Written by Jonelle Mandseth
Hamilton natives and Canadian alt-rock favourites Arkells rocked the Shaw Conference Centre Friday night in Edmonton, Alberta; setting the bar high for any musicians looking to win over Edmontonians in the city later this year.
Kicking off the Canadian leg of their tour for 2016 release, Morning Report, in Vancouver on February 1st, Edmonton was the second show of the tour. Having played three shows previously in the city, with the latest being 2016’s Labour Day weekend Sonic Boom festival, frontman Max Kerman stated that the Friday night show was the “biggest headline show [they’ve] ever played.”
Despite a nearly two hour set, and fueled by their own excitement, the band succeeded in keeping the crowd alive for a significant portion of their time on stage. Guitarist Mike DeAngelis, with help from Kerman, found himself at the center of attention numerous times. Keyboardist Anthony Carone wowed everyone, including his bandmates, with genuinely badass keyboard solos and trumpet skills. Opening the night with track “A Little Rain (A Song For Pete)”, fans were instantly on their feet and full of energy. Kerman – jumping into the crowd mid-way through the song – may have been a contributing factor, but didn’t let the energy falter once returning to his place on stage.
After cracking out tracks from all four studio albums, including crowd pleasers “Come to Light”, “Michigan Left”, and “11:11”, the band agreed it was time for acoustic “campfire vibes”, strumming along in a circle on stage as the crowd swayed with them. With all the venue lights turned off, Arkellians were asked to light up the concert hall with pure phone-flashlight power (as close to a campfire as the band could get whilst onstage performing to thousands). The campfire rendition, however, proved to be a bit of a crowd-killer. The room’s energy noticeably declined until fan-favourite “Dirty Blonde” got things moving again, with the help of a lucky girl pulled from the audience. Dancing across the stage and on top of speakers with Kerman, the girl’s enthusiasm diffused its way through sweaty bodies until the entire audience found themselves once again dancing away.

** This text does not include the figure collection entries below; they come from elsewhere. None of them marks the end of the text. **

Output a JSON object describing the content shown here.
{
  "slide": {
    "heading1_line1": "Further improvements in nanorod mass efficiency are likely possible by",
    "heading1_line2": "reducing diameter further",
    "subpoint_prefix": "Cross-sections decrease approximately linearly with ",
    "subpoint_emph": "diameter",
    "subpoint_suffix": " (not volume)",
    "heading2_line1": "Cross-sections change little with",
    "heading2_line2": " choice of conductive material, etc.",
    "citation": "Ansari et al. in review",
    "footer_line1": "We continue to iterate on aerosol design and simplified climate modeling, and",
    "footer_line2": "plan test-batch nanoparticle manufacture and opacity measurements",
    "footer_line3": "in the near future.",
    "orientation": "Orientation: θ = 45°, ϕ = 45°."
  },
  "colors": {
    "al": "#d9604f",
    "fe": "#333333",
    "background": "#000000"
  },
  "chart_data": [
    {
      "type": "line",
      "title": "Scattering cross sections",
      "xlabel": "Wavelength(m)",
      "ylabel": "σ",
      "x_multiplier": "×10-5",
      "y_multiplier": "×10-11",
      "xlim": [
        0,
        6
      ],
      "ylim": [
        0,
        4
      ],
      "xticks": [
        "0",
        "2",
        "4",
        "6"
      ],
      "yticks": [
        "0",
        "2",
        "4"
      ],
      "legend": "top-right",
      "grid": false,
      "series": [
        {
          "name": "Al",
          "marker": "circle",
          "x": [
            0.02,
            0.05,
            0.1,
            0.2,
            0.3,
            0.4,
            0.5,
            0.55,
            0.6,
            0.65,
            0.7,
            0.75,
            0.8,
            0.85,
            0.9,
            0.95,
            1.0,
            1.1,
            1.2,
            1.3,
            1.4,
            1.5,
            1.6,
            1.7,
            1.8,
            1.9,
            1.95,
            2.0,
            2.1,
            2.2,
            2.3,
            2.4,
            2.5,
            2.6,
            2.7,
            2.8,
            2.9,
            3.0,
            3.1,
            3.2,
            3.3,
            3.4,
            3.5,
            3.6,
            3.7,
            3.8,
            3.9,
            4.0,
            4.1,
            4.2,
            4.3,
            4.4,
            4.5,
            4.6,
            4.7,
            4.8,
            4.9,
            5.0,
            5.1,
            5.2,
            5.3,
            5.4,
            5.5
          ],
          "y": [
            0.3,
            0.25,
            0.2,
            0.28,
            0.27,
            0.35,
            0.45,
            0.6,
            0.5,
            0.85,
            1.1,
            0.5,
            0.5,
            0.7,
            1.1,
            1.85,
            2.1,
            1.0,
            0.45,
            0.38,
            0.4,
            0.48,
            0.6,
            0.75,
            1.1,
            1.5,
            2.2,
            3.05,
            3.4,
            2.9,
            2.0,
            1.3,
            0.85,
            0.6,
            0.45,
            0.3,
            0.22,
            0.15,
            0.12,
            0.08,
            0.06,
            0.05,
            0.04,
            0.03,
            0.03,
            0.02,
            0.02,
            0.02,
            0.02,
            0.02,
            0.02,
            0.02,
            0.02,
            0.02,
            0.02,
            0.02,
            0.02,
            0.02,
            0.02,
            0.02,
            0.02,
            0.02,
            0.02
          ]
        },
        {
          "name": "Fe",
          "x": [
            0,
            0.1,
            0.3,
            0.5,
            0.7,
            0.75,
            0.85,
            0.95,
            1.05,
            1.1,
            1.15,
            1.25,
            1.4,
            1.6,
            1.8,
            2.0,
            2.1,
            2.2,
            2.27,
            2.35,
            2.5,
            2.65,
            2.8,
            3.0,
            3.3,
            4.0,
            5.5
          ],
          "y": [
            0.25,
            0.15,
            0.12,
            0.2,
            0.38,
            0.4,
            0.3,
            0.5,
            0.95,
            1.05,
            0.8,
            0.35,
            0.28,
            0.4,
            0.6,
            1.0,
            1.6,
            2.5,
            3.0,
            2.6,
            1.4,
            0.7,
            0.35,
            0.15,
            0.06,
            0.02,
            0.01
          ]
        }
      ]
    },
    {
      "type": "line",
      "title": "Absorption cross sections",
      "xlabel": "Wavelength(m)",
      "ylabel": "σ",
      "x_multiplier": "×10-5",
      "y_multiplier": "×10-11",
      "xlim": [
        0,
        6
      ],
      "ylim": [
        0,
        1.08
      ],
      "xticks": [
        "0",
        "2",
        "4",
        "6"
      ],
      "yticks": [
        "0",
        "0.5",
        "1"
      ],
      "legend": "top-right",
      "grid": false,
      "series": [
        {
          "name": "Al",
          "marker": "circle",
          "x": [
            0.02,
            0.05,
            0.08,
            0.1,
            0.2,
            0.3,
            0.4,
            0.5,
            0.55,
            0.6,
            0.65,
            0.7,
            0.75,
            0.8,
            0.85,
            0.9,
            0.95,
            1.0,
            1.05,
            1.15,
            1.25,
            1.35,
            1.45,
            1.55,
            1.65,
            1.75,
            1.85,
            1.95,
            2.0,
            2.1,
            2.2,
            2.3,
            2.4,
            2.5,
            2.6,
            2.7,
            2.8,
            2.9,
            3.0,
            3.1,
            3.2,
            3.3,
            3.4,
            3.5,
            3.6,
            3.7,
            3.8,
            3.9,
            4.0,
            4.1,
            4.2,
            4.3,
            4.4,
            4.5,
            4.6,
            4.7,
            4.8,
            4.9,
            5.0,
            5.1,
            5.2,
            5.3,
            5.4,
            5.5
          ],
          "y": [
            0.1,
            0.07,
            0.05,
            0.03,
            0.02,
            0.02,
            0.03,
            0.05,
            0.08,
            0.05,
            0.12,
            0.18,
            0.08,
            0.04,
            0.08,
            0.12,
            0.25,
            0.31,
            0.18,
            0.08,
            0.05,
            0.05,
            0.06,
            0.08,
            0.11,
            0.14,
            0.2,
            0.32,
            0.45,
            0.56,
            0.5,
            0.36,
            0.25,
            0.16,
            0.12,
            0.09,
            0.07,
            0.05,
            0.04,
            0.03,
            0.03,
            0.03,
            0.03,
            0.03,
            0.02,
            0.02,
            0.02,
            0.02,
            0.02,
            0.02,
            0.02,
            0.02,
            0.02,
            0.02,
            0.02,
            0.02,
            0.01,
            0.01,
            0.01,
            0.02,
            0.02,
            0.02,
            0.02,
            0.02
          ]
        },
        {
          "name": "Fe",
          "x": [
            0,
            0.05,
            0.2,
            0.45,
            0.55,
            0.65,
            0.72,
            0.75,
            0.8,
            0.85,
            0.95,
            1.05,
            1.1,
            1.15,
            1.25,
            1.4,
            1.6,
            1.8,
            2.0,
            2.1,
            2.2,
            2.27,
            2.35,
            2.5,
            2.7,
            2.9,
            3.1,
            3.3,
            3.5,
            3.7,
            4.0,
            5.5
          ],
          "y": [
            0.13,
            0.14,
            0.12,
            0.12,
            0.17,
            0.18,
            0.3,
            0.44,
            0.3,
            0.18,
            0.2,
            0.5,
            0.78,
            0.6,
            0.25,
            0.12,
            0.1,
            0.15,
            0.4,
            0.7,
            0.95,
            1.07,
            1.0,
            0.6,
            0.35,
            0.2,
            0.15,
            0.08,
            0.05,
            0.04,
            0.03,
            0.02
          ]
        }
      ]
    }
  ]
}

The album’s second single, “Drake’s Dad”, saw Kerman in the crowd yet again, this time 15 rows deep singing along with what he called the “Non-Denominational Gospel Choir of Edmonton”. The choir, made up of surrounding fans, found themselves providing the same vocals as the gospel choir featured in the track’s studio recording. The final song (before the encore, of course), was none other than Morning Report’s first single, “Private School”, and did exactly what it needed to get the crowd wanting the encore they rightly deserved. For the second time that night, and third for frontman Frank Turner (he’d earlier been challenged by Kerman to a “battle of rock”), opening act Frank Turner and the Sleeping Souls found themselves back onstage, this time providing instrumentals to “Private School” as all five Arkells surfed the crowd. Very rarely do you find an entire band crowd surfing – especially at the same time – but Arkells proved that if anyone’s capable, it’s them.
The multi-song encore found itself to be the height of the crowd’s energy throughout the evening. Including tracks like “Whistleblower”, “Cynical Bastards”, and closing the night with their biggest hit, “Leather Jacket”, anyone outside the building would have heard fans shouting back the lyrics. Jumping, dancing, and shouting all over each other, it was easy to see the entire concert hall was enjoying themselves, and nobody would be going home without at least one sore muscle or bruise. Arkells showed their fans and critics alike that they know what a concert is and how it should feel, even insisting on taking a group photo with the crowd before exiting the stage. It’s really no wonder Arkells have skyrocketed so rapidly to become the band music lovers are talking about across the nation.
Will you be catching Arkells on the Morning Report tour?